Search code examples
pythonregex

Matching a String in Python using regex


I have a string say like this:

  ARAN22 SKY BYT and TRO_PAN

In the above string The first alphabet can be A or S or T or N and the two numbers after RAN can be any two digit. However the rest will be always same and last three characters will be always like _PAN.

So the few possibilities of the string are :

  SRAN22 SK BYT and TRO_PAN
  TRAN25 SK BYT and TRO_PAN
  NRAN25 SK BYT and TRO_PAN

So I was trying to extract the string every time in python using regex as follows:

import re

pattern =   "([ASTN])RAN" + "\w+\s+" +"_PAN"

pat_check = re.compile(pattern, flags=re.IGNORECASE)
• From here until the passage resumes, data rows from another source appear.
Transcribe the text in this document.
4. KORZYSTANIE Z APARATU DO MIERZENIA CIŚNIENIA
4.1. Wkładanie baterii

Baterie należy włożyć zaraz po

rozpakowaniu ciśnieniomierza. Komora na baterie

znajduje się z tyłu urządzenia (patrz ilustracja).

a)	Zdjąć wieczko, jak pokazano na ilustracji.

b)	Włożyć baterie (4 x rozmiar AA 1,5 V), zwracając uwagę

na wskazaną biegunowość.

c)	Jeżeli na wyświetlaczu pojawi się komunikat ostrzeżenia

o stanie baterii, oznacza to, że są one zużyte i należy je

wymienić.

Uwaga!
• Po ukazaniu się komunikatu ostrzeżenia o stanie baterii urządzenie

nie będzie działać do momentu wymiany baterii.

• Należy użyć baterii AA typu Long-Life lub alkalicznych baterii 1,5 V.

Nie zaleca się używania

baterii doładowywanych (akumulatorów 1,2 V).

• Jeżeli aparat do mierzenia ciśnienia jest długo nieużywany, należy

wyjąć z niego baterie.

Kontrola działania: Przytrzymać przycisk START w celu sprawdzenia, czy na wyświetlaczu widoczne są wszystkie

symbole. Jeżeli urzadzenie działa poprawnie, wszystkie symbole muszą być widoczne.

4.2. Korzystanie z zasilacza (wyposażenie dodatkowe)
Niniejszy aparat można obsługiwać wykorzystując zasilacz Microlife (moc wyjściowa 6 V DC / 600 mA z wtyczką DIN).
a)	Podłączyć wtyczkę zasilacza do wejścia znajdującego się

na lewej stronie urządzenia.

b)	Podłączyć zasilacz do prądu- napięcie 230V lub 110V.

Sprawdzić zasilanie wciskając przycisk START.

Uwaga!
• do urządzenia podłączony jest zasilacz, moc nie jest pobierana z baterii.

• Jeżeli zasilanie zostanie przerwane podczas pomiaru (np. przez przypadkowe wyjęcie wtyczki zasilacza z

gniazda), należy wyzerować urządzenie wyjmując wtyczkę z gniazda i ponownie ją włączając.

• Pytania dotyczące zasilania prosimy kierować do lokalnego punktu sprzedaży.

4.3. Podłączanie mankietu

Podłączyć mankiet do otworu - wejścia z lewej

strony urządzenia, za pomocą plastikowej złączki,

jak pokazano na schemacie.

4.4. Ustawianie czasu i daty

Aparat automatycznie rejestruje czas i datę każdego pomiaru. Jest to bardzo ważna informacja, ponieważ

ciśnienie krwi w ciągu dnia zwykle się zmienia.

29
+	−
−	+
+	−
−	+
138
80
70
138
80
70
sample_test_string = 'NRAN28 SK BYT and TRO_PAN'

re.match(pat_check, sample_test_string) 

here string can be anything like the above examples I gave there.

But its not working as I am not getting the string name ( the sample test string) which I should. Not sure what I am doing wrong. Any help will be very much appreciated.


Solution

  • You are using \w+\s+, which will match one or more word (0-9A-Za-z_) characters, followed by one or more space characters. So it will match the two digits and space after RAN but then nothing more. Since the next characters are not _PAN, the match will fail. You need to use [\w\s]+ instead:

    pattern =   "([ASTN])RAN" + "[\w\s]+" +"_PAN"